Students should also be made aware of recent changes to the law around sharing private sexual images, according to YSI.

“Issues of consent need to be taught and learned from an early age to combat the plague of sexual violence within Scottish society,” said the YSI’s political education officer Morgan Ritchie, who is seconding the motion.

She pointed out that sexual crimes in Scotland had been on an upward trend for several years. Police Scotland has revealed that in 2016/2017, reported sex crime reached an all time high, with a 5% increase on the record high the previous year.

A recently published study also found that 47% of people thought that it wasn’t acceptable for someone to withdraw consent once naked.

“These figures show us that something needs to be done and I believe that education is the greatest asset to tackling sexual violence at their core,” said Ritchie.

“This must be done now within the wave of campaigns such as the #MeToo movement. We must stand up to sexual violence and state that this behaviour cannot go on.”

She added: “We do not have to raise young girls with the expectation that they will be harassed, assaulted or even raped in their lifetime at the hands of men who do not understand that no means no.

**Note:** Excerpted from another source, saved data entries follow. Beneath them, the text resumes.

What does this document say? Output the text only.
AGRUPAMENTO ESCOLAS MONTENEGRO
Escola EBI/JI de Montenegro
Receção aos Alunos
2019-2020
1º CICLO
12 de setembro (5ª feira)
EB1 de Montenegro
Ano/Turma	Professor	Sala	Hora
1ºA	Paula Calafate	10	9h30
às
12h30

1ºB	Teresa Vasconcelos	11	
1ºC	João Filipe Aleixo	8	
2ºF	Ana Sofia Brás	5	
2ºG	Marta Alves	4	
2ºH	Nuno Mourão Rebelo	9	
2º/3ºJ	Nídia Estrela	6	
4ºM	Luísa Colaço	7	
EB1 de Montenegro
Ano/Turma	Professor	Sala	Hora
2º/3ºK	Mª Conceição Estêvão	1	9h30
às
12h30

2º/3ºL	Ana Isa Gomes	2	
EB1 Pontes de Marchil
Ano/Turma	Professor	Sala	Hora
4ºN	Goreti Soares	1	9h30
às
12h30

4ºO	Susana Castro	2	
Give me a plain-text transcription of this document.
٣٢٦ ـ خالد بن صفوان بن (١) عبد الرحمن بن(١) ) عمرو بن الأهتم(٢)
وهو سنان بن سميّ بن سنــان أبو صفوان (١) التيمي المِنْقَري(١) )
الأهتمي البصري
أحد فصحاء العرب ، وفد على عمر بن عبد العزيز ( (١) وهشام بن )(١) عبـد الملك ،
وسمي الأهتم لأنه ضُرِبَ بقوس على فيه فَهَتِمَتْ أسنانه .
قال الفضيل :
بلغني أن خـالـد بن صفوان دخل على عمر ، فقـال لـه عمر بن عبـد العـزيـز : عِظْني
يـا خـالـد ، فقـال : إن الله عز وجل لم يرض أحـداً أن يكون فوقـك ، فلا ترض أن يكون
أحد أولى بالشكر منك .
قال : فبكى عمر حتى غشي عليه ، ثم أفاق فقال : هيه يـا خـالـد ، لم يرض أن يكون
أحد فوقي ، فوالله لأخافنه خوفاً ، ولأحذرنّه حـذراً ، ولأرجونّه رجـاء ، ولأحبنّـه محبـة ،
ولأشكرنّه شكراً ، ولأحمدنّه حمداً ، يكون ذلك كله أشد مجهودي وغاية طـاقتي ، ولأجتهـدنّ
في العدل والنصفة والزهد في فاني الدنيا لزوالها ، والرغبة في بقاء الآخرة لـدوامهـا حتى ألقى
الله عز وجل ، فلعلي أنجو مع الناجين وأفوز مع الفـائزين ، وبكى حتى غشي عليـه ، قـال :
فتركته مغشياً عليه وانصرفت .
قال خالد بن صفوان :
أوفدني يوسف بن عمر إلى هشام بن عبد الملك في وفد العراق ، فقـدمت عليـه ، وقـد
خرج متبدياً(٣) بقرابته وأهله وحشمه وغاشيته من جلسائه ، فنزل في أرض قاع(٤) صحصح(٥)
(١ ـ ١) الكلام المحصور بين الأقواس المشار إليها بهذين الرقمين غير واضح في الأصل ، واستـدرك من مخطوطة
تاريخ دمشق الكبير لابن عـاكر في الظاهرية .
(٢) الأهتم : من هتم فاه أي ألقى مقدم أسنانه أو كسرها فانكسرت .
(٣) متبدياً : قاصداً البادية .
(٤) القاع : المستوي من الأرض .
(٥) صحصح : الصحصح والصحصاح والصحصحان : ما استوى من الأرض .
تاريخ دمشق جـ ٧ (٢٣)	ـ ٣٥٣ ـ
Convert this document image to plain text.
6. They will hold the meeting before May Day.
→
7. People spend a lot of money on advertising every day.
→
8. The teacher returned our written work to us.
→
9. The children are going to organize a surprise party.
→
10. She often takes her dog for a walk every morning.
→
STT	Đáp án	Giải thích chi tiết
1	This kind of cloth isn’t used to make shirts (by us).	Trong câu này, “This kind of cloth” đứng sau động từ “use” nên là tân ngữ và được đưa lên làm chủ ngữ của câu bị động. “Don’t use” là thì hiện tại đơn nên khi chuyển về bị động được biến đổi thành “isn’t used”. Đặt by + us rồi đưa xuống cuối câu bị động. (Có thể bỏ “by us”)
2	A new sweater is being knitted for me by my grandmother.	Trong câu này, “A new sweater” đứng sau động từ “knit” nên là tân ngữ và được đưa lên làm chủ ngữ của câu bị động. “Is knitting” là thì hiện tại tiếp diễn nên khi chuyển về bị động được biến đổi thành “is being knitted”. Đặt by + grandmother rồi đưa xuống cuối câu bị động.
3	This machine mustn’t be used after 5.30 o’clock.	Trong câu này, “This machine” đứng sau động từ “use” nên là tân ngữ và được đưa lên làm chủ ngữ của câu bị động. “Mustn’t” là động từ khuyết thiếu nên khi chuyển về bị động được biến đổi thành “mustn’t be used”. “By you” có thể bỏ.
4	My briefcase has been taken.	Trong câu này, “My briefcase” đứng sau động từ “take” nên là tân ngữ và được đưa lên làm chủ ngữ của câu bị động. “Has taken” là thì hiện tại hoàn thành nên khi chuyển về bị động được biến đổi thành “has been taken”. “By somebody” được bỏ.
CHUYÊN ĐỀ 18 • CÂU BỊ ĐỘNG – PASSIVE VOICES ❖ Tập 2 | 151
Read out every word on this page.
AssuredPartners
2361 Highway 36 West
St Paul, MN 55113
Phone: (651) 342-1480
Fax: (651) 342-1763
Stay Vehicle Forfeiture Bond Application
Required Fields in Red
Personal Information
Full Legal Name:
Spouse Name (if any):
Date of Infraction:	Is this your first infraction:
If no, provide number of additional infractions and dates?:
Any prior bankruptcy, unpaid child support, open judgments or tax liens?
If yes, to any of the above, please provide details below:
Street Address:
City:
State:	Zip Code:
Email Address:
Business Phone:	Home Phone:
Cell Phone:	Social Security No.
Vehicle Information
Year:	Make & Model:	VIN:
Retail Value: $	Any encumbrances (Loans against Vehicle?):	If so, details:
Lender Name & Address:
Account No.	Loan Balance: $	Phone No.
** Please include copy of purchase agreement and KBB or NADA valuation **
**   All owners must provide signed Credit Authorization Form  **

“Instead, we can raise our new members of society with an inherent understanding of consent so they will not be plagued by the same pain of these people whose ‘no’ has gone unrecognised.”

YSI convenor Gavin Lundy, said it was a source of “national shame” that sexual crime, abuse, and misconduct was still rife in Scotland.

“People, particularly women, continue to be victims of abuses of power, position, and the ignorance of privilege,” he said.